In Melbourne, great little companies produce plays. In Sydney, great little venues curate offerings from... well... god knows where!
One final moan/prediction. When the Aged finally gets off its fart arse (interesting typo that one, might leave it in!) and institutes a theatre/arts blog -- which the Sydney Morning Herald did last year -- we're gonna have to endure the patronising bilge about them "legitimising" the internet.
The bastards say: just fuck right off. (Excuse me.)
We like profane language here, it adds to our street cred and misleading glamour...
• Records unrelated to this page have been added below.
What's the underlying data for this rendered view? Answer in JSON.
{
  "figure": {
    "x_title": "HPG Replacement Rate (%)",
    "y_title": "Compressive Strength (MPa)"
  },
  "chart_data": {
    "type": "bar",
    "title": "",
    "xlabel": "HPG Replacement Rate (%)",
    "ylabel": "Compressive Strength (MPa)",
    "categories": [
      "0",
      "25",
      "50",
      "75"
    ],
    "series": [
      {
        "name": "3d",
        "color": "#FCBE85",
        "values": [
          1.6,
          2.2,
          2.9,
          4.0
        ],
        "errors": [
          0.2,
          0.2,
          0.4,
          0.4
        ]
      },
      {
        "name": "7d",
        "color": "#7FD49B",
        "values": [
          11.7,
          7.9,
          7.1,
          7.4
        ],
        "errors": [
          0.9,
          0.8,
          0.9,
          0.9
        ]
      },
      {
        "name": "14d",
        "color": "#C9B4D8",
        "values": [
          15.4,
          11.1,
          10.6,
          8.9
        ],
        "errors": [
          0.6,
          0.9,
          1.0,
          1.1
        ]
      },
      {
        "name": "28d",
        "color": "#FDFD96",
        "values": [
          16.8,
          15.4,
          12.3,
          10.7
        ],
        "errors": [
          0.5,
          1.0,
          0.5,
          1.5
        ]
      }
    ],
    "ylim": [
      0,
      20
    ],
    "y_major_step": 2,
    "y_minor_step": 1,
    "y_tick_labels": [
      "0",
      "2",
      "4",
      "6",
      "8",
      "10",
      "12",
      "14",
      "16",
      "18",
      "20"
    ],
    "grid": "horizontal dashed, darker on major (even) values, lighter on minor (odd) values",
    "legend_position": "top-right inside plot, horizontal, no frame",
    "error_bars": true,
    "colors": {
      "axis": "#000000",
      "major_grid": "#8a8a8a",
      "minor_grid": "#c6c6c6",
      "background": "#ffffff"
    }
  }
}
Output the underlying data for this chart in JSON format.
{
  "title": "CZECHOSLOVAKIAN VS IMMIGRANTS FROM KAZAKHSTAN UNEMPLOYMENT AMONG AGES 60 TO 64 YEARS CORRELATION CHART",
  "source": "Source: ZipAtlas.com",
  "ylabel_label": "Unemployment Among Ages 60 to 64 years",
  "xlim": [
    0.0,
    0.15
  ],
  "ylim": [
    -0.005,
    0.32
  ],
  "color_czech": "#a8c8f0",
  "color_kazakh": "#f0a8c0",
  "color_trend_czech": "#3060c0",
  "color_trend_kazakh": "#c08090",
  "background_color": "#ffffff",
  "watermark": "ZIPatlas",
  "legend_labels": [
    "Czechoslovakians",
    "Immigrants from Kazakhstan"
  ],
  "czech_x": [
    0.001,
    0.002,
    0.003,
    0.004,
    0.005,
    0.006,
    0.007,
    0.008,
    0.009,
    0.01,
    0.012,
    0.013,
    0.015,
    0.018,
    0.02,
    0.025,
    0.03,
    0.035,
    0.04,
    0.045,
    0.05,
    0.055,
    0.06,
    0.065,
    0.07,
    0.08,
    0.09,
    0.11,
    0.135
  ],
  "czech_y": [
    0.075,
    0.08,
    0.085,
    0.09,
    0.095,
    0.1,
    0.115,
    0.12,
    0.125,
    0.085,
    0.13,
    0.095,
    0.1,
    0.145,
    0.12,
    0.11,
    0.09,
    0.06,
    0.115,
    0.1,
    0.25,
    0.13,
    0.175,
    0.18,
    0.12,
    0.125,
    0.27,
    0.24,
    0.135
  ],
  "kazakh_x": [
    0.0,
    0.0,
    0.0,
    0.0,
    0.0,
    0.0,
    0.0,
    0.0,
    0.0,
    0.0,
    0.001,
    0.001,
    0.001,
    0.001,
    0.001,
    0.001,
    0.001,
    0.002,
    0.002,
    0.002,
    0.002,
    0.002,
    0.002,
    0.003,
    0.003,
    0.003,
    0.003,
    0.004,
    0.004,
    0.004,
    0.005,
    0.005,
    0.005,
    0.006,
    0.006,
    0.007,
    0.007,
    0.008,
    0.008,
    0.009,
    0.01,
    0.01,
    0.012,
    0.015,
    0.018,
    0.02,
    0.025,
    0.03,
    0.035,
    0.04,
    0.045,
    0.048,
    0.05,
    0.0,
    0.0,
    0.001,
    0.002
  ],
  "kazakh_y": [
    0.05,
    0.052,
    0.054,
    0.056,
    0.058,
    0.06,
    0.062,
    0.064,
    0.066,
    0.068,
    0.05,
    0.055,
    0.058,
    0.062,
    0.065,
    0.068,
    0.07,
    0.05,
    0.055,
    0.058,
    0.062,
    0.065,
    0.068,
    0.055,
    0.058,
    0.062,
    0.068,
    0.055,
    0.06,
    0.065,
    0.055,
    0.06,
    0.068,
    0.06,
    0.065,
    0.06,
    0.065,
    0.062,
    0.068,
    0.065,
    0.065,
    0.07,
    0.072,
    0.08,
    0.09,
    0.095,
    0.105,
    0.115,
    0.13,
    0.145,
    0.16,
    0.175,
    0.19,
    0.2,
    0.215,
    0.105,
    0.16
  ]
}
Good point too on the Sydney/Melbourne thing. Sydney is a bit of a vacuum for me, as I never get there. A pity, I love visiting but I can't remember the last time I went. As Jeremy Eccles complained once, this is a Melbourne-centric blog. That's because I live here.
Yeah, can't wait to be "legitimised". I guess it's like a brand on the arse.
I was thinking, Alison, your bullshit had a real frisson... cos you're more judicious? sparing? in your use and abuse of profanity.
If I can misquote Kramer: Serenity now, profanity later.
At the risk of sounding repetitive, to put it succinctly, every criticism Leslie Cannold had of blogging I thought was equally attributable to mainstream media.
Perhaps we're giving her too much credit (and oxygen). I think the article was just an obligatory article with little sincerity. Perhaps even deliberately provocative.
Well, I do think the new media/ old media opposition is a bit of a straw man. It's much more complex than that and to my mind much more interesting. Anyone claiming that blogs are going to blow old media away isn't on planet earth; on the other hand, Cannold does say that they may revitalise newspapers, as they are shown up as out of touch. We shall see. I certainly don't believe that a job on the Age guarantees authority and gravitas, though people often seem to think it does. I think that's earned by the work one does. But all the same, sometimes I wish I had a sub (Chris steps in for me now and again...) Anyway, interesting times.
Ironically, The Age also has an article online today about RSS:
"RSS" is one of the coolest things you've never heard of when it comes to the internet.
It goes on to say that newspapers are starting to use feeds, but then there's not a word on what The Age is doing about it. Personally, I use RSS feeds to deliver ABC news to my personalised Google home page. It'd be nice to get The Age feeds.